There are several ways to make payments in India, including cash, cards and bank transfers. Paper-based instruments such as cheques and demand drafts (DDs) remain in use for many transactions. Each serves a distinct purpose and functions differently, so understanding their differences helps you choose the right option for a given situation.
Read on to learn what a cheque and a demand draft are, how they differ, their common types and when to use each.
What Is a Cheque?
A cheque is a written instruction from an account holder directing their bank to pay a specified sum to a person or organisation. The bank processes the payment when the account has sufficient funds and the cheque is properly signed. Cheques are commonly used to pay bills, transfer money between parties and settle purchases.
Types of Cheques
Cheques come in several forms, each suited to different needs:
- Bearer cheque: Payable to whoever presents the cheque at the bank; no identification required.
- Order cheque: Payable only to the named payee, who must present identification to encash it.
- Crossed cheque: Cannot be cashed over the counter and must be deposited into the payee’s bank account.
- Post-dated cheque: Dated for the future and can only be presented on or after that date.
Choose the type that matches your transaction requirements and desired level of security.
What Is a Demand Draft?
A demand draft (DD) is a prepaid, bank-issued instrument. You hand over the payment amount to the bank in advance, and the bank issues a draft payable to a specified person or institution. Since the funds are collected upfront by the bank, demand drafts are considered more secure and are commonly used for high-value or formal payments such as admissions, government fees and tender deposits.
Types of Demand Drafts
Common types of demand drafts include:
- Sight draft: Payment is made after the bank checks and approves the required documents.

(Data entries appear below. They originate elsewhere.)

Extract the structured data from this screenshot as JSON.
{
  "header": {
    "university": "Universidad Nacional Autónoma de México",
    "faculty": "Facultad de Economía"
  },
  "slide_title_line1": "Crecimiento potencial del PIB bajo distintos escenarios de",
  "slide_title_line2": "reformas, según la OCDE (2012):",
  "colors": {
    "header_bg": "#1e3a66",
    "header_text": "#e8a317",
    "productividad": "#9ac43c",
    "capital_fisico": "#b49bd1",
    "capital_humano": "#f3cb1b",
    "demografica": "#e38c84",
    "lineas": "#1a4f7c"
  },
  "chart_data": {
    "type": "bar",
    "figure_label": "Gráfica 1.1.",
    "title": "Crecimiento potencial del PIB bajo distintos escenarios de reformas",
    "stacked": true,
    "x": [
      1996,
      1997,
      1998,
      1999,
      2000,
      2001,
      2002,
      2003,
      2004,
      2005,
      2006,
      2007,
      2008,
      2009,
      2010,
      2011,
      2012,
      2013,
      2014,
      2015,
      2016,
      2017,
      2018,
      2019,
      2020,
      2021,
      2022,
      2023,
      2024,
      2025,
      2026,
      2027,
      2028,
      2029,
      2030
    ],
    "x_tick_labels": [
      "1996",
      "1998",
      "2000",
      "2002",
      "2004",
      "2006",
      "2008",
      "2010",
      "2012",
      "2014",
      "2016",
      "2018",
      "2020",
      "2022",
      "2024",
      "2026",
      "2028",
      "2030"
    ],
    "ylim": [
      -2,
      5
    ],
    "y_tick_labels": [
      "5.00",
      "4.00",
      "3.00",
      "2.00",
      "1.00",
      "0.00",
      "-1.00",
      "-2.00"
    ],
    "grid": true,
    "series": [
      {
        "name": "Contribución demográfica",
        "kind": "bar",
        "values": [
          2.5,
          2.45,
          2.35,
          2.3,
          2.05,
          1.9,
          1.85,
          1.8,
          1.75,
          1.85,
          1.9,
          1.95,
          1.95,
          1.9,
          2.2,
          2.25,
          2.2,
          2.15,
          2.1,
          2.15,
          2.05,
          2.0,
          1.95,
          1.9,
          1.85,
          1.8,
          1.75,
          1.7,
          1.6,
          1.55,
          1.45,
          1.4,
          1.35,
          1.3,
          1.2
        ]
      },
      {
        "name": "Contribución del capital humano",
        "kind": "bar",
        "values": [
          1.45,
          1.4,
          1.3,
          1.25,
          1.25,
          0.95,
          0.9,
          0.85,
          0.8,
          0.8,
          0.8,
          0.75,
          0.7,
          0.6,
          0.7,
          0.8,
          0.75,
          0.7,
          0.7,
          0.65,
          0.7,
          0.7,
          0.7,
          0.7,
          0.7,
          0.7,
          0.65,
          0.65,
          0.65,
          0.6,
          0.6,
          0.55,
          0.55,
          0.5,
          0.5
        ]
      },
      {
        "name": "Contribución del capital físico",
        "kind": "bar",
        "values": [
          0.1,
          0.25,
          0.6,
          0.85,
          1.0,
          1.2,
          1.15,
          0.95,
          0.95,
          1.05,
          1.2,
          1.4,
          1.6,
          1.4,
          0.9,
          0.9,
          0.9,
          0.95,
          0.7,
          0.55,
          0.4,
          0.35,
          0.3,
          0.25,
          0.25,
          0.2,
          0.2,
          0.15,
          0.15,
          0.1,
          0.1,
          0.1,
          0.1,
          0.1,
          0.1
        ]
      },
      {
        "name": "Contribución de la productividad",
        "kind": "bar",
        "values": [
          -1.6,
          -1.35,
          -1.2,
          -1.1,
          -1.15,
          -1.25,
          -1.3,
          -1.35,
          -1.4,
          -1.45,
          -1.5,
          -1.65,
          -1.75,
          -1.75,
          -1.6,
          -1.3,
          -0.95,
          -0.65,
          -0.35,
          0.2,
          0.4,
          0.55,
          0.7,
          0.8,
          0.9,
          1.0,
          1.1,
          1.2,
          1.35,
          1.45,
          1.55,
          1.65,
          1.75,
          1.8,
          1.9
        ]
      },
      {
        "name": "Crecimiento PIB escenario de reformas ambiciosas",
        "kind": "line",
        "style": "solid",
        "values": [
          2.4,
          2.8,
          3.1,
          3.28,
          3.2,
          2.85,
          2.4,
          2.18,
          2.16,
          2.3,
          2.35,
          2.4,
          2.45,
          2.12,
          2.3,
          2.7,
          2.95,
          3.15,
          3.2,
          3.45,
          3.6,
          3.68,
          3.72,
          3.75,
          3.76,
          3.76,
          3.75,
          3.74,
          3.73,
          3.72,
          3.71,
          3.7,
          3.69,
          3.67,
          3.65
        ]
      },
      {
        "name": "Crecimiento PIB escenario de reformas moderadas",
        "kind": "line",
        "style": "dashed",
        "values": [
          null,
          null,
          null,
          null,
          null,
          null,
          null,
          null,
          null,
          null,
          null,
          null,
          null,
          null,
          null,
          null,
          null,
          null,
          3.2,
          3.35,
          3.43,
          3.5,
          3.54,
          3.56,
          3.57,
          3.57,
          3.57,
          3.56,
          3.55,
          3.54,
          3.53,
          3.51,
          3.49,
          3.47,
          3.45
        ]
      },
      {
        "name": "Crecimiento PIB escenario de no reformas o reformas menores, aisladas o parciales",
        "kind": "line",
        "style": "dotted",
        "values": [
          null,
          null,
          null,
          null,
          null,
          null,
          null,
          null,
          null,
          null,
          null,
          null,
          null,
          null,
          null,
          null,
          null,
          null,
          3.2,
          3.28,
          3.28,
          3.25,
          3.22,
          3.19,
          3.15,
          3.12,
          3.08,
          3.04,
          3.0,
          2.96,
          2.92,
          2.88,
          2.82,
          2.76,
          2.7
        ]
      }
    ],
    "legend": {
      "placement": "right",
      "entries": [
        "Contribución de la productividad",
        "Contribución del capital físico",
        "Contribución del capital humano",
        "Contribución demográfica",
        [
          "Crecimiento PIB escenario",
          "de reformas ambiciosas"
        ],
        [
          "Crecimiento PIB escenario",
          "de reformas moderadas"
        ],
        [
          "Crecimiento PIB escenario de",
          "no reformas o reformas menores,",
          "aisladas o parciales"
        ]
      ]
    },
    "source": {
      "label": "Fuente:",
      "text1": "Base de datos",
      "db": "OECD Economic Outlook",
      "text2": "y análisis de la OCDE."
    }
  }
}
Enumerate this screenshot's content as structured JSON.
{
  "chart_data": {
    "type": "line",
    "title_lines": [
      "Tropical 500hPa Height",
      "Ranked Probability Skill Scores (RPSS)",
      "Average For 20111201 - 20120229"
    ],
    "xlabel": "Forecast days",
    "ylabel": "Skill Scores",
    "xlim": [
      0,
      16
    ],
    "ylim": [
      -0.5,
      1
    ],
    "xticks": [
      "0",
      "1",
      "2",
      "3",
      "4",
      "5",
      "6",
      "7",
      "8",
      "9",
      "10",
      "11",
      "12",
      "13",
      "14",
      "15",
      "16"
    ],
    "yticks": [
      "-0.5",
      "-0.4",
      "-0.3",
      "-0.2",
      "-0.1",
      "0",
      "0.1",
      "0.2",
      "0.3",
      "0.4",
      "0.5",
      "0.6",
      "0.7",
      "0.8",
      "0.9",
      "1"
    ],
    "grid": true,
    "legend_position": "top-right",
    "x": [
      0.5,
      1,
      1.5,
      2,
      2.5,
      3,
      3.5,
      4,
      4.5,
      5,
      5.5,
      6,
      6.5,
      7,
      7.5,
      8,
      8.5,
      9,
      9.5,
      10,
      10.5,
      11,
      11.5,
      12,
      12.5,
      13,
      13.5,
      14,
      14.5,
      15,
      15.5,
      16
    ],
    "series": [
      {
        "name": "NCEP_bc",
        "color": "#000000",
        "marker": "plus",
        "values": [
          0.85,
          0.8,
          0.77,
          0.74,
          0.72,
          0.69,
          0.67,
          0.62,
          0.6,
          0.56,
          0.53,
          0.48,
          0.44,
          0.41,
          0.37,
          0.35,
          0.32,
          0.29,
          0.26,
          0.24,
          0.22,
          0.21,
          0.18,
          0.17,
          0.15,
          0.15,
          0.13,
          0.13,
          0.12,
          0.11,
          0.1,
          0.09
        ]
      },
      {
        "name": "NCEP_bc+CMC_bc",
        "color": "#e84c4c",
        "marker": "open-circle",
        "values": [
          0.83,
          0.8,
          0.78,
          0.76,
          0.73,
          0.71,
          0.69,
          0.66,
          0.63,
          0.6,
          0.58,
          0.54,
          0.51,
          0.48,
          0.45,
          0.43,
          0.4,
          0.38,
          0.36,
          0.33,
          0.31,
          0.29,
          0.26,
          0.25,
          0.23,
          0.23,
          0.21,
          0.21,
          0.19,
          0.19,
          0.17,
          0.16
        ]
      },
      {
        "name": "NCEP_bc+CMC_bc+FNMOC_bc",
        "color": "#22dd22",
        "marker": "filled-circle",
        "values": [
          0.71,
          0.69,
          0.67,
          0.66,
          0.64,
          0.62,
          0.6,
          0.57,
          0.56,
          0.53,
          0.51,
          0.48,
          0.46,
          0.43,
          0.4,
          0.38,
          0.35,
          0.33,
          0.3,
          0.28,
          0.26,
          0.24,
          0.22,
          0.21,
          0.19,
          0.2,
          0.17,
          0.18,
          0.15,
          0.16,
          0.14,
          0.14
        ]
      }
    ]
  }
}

- Time draft: Payment is scheduled for a specified future date and can be claimed only after that date.
When guaranteed payment is needed, a DD is a reliable choice.
Cheque vs Demand Draft
Key differences between cheques and demand drafts affect their suitability for different situations:
| Feature | Cheque | Demand Draft |
|---|---|---|
| Issued by | Account holder | Bank |
| Account balance required | Requires sufficient balance in the issuer’s account | No balance required at the time of payment since funds are paid upfront |
| Risk of failure | Can bounce if funds are insufficient | Prepaid, so no risk of bouncing |
| Cancellation | Can be stopped or cancelled by the issuer before it is processed | Generally cannot be cancelled once issued and processed by the bank |
| Issuance fee | Often free with an account | Banks charge a fee for issuing a DD |
| Where it can be presented | Deposited or encashed at the payee’s bank branch | Can be collected or deposited at any branch of the issuing bank |
| Security | Higher risk if lost or stolen | More secure as the bank holds the funds and issues the instrument |
Because of these differences, cheques are typically used for routine transactions while demand drafts are preferred for formal, high-value or guaranteed payments.
When to Use a Cheque or a Demand Draft
Knowing the distinguishing features helps decide when each instrument is appropriate.
Use a cheque when:
- You are paying someone you know and trust.
- The amount is moderate and not time-critical.
- You may need the option to stop or cancel payment before it is honoured.
Use a demand draft when:
- The recipient requires guaranteed payment.
- You are paying an institution or making a formal deposit.
- You want to avoid the risk of insufficient funds causing a failed payment.
Understanding the difference between a demand draft and a cheque helps you choose the safest and most convenient payment method for each transaction.
FAQs on Cheque vs Demand Draft
Can you use both cheques and demand drafts for payments?
Yes. Both instruments are valid for payments. Cheques are suited for everyday transactions, while demand drafts are used when a secure or guaranteed payment is required.
Which instrument offers more security, a cheque or a demand draft?
Demand drafts are generally more secure because the funds are collected by the bank in advance. Cheques can bounce if the issuer’s account lacks sufficient balance.
Do cheques and demand drafts need clearing time?
Both require clearing time. Cheque clearance depends on the banks and the cheque’s route. Demand drafts typically clear faster since the issuing bank already holds the funds.
Can you get a demand draft without a chequebook?
Yes. A demand draft can be issued against cash or a direct debit from your bank account; a chequebook is not necessary to obtain a DD.